A native of Kansas City, Missouri, Walker was originally suspended for 16 games this season by the NCAA for a violation of team and NCAA rules while he was playing for UT. The suspension twice has been reduced, and Nebraska, at 4-7 overall and 0-4 in the Big Ten, now hopes Walker’s availability beginning with its game against Purdue (7-5, 2-3) could be the impetus to improved overall play and, yes, some victories.

“This team is an amazing team,” Walker said. “I feel like we’re right there. I’m not saying I’m the guy, but hopefully I can be the guy to help us get a little more energy, help us get a little more confidence, maybe help us come together a little more. We’re a good team. We’re not going to hang our heads. We’re going to keep fighting.”

He said he “made a mistake” at Tennessee that led to his suspension, and the long wait to get to this point.

“There was nothing I could do personally about it,” he said of the wait. “I’ve just been in the gym, focusing on my teammates and just doing what I can to be a leader.”

Nebraska coach Fred Hoiberg said Walker, rated as a three-star recruit in high school by both Rivals and 247Sports, will demand ample attention from defenses as he rolls into the paint off picks.

“Because of his ability to finish at the rim, it’ll hopefully open up some things on the perimeter,” the coach said. “We have not finished, obviously, very well at the rim really with all of our players, but particularly with (6-9, 245-pound) Yvan (Ouedraogo). He’s gotten a lot better over the last few games. But I think teams will have to suck in there a little bit more now depending on their pick-and-roll coverage.”

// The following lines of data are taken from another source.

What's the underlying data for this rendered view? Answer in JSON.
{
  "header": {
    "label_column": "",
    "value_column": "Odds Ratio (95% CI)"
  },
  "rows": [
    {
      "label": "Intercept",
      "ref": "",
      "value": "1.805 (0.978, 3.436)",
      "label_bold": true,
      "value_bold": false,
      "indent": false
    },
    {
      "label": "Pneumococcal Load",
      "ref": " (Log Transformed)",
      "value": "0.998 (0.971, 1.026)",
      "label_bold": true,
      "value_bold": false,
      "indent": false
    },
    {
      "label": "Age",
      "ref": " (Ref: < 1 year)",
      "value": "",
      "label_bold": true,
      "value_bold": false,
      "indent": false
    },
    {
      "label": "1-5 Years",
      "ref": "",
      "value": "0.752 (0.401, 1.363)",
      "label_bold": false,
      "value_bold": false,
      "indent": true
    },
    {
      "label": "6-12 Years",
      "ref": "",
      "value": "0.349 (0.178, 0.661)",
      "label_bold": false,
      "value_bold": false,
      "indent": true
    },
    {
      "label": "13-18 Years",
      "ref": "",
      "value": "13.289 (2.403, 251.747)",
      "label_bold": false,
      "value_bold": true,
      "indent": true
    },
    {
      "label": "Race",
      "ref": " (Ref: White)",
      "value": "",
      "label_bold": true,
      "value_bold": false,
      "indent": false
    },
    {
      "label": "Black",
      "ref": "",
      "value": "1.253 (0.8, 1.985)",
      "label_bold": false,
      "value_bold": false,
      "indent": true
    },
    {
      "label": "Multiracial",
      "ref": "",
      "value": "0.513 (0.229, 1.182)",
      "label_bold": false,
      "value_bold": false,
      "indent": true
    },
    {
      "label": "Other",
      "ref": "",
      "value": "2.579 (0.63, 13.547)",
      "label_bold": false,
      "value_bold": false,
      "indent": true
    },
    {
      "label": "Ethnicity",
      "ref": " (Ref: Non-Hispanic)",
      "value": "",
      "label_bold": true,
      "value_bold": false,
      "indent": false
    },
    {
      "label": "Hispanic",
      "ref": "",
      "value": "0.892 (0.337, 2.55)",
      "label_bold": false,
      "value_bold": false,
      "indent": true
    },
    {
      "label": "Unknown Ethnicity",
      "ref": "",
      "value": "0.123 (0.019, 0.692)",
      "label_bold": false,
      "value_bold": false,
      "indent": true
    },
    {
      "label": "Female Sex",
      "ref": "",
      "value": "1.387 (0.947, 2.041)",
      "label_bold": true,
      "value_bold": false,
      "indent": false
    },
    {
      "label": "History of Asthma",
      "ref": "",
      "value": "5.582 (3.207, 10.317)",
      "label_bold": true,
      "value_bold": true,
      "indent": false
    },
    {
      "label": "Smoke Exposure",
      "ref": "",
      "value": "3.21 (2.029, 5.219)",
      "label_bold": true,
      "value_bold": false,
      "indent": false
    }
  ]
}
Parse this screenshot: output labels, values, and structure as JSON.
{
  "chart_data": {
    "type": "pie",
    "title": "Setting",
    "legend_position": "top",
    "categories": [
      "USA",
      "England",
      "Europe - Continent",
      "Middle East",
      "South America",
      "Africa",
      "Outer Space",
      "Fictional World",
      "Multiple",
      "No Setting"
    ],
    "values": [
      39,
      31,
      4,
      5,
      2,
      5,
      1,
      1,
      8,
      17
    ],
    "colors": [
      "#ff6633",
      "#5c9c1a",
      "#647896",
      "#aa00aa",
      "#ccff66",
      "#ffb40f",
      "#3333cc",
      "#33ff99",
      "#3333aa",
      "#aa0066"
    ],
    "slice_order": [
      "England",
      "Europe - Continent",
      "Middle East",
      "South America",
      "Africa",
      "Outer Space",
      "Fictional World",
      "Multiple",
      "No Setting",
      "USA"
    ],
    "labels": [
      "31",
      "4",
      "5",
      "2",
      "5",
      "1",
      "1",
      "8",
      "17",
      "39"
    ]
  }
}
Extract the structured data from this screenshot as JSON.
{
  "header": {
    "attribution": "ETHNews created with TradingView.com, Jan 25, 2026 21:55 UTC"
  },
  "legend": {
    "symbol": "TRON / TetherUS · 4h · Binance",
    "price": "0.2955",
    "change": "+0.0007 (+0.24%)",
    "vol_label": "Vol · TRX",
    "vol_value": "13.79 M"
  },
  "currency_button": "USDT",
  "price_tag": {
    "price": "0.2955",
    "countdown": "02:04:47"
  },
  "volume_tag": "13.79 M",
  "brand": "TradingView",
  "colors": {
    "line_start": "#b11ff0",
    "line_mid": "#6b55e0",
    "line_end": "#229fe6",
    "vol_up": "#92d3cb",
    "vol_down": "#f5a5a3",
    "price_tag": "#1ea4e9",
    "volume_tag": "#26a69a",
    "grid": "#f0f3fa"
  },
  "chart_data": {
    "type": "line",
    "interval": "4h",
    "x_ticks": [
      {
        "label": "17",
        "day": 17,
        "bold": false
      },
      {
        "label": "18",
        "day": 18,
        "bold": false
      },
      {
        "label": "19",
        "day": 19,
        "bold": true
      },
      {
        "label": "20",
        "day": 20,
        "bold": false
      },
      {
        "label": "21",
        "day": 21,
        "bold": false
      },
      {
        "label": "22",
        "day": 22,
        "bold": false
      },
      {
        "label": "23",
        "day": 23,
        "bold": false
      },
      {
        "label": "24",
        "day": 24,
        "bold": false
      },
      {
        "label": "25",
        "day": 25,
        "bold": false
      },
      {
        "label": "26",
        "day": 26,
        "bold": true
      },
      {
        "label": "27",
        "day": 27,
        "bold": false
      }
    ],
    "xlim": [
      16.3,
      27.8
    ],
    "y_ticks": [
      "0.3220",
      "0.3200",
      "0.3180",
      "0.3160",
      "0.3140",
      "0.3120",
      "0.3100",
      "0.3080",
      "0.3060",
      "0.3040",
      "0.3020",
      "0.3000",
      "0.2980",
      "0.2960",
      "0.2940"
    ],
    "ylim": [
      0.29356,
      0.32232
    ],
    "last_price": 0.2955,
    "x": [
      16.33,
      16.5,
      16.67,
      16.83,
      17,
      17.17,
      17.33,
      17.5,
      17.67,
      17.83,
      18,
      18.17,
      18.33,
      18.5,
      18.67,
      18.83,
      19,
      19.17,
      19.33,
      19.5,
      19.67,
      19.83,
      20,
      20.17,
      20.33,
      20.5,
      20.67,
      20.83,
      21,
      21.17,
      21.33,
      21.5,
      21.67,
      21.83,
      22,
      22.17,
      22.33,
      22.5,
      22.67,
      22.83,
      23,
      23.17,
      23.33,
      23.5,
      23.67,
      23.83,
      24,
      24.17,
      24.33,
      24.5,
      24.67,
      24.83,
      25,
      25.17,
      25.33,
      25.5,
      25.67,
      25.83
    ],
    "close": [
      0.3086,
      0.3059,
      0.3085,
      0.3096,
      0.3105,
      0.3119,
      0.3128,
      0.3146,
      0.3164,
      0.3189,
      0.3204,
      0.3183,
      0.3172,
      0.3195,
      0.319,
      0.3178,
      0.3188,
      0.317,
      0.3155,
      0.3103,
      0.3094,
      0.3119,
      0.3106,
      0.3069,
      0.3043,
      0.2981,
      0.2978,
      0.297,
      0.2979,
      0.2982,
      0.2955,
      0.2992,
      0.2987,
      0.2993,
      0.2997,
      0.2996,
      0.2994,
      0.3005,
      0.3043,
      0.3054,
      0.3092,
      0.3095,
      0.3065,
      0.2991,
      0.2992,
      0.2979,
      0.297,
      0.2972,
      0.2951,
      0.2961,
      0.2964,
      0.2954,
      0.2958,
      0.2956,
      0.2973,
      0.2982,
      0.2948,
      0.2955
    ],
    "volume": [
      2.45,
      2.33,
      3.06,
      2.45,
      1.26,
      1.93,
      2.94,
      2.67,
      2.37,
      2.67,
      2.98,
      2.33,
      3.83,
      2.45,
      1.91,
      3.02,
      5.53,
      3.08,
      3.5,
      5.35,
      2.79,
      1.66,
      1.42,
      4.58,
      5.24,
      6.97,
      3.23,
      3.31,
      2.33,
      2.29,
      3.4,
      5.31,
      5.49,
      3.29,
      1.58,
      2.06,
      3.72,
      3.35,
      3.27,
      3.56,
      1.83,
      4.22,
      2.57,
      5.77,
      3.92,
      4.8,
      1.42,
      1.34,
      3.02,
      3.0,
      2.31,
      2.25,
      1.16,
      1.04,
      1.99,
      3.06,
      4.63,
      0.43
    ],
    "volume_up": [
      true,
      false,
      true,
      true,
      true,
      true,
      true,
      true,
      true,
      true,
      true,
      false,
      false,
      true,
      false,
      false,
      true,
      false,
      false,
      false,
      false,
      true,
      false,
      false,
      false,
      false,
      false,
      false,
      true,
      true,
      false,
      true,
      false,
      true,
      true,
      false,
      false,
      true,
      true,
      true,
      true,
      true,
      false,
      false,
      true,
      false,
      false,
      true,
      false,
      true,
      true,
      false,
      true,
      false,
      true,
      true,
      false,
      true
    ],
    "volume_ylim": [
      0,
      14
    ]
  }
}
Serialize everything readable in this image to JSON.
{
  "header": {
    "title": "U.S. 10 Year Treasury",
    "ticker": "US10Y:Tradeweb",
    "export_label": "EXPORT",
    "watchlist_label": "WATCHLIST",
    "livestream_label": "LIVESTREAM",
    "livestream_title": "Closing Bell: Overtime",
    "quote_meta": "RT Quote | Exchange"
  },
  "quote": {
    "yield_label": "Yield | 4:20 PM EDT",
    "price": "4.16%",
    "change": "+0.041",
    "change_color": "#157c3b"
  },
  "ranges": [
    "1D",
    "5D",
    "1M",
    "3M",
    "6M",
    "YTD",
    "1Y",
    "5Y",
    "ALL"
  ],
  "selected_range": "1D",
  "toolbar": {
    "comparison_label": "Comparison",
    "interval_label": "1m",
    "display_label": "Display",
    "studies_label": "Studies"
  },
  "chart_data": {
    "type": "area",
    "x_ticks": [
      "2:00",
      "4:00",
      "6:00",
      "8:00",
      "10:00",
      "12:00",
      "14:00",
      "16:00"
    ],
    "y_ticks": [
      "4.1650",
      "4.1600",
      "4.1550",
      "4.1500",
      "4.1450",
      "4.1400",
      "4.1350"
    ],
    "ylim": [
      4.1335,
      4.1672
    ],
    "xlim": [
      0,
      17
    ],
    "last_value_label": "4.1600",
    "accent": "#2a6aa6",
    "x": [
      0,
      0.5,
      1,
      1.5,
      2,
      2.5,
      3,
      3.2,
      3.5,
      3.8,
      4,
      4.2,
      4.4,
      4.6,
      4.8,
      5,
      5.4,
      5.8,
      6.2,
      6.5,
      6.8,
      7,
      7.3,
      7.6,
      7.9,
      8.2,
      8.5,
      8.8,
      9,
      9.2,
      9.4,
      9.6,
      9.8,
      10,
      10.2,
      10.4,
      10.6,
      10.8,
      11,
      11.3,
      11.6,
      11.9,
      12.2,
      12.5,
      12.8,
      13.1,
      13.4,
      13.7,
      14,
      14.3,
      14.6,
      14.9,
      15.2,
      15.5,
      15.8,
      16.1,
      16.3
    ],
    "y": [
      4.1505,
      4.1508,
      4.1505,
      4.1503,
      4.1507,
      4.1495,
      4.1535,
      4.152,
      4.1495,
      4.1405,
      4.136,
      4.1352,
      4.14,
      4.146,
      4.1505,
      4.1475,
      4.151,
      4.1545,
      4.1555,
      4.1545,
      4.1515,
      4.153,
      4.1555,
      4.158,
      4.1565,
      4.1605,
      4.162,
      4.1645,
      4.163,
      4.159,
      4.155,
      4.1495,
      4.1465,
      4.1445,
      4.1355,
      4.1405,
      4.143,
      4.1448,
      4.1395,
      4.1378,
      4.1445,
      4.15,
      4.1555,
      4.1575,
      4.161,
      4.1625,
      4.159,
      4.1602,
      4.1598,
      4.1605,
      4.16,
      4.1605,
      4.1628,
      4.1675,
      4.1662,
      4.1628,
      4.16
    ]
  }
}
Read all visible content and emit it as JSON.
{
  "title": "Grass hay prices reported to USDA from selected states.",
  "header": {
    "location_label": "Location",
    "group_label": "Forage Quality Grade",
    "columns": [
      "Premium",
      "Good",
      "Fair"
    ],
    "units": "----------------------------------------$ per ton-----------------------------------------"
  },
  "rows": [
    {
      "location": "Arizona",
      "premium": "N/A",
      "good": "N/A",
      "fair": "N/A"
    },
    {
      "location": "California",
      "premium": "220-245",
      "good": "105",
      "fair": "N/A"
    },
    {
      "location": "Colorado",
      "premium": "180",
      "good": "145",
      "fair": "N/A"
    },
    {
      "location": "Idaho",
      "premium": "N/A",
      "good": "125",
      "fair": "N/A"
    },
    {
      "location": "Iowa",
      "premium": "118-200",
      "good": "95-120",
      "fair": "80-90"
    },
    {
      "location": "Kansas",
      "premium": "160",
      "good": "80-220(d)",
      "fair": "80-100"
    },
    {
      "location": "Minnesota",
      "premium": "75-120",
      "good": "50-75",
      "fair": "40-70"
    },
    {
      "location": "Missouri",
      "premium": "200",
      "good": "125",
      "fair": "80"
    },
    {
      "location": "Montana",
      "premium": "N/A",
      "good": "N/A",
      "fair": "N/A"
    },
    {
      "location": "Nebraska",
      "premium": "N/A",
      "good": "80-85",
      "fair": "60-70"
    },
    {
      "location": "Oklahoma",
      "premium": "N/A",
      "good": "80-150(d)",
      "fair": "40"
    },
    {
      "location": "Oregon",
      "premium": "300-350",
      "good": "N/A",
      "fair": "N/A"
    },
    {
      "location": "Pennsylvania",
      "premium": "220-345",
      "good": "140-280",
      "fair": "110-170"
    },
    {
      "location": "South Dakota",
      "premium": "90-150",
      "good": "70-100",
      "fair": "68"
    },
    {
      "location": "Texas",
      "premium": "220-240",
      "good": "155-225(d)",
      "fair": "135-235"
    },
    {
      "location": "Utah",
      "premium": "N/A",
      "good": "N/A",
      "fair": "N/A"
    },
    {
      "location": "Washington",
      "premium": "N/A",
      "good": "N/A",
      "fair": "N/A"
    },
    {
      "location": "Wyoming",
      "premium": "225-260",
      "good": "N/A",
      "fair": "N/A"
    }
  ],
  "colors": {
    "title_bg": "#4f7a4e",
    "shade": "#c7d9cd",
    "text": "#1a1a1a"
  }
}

Hoiberg said Nebraska will be patient with Walker as he works his way into game shape and gets his timing right. After all, Walker didn’t get the benefit of preparation against lesser opponents. As a result, the coach said, the Husker staff will monitor Walker closely and go from there.

“A lot of it is going to be by feel,” Hoiberg said.

Purdue offers a stern first test for Walker as the Boilermakers feature 6-10, 265-pound forward Trevion Williams, averaging 14.1 points and 9.6 rebounds. Meanwhile, Matt Painter’s crew has gotten a lift from 7-4, 285-pound freshman Zach Edey, averaging 9.1 points and 4.1 rebounds while shooting 62.5% from the field.

On one hand, Purdue comes off back-to-back road losses to nationally ranked opponents in Rutgers (81-76) and Illinois (66-58). On the other hand, among Purdue’s victories is a 67-60 decision against Ohio State, which rattled Nebraska 90-54 last week in Columbus, Ohio. The Huskers were only 5-for-33 (15.3%) from three-point territory as their season-long shooting issues hit a low point.

Nebraska, though, was 9-for-19 (47.4%) from three-point land in Saturday night’s 84-77 home loss to Michigan State. Hoiberg said his team can derive confidence from shooting 53.3% from the field in the second half of that contest, which led to 44 points against a tough Spartan defense.

“We had an offensive game we can build on with those numbers,” he said.

What’s more, Hoiberg obviously likes the idea of getting Walker into the fold.

“We’re all excited to have Derrick back,” he said. “It’s been a long time coming. He’s been extremely patient throughout this process — a lot of highs and lows, ups and downs. I talked to him last year when he was with (fellow transfers) Dalano (Banton) and Shamiel (Stevenson) about how far off it seems, but how quickly it’s going to go.”

Walker’s time has come. He plans to help immediately, without overthinking it.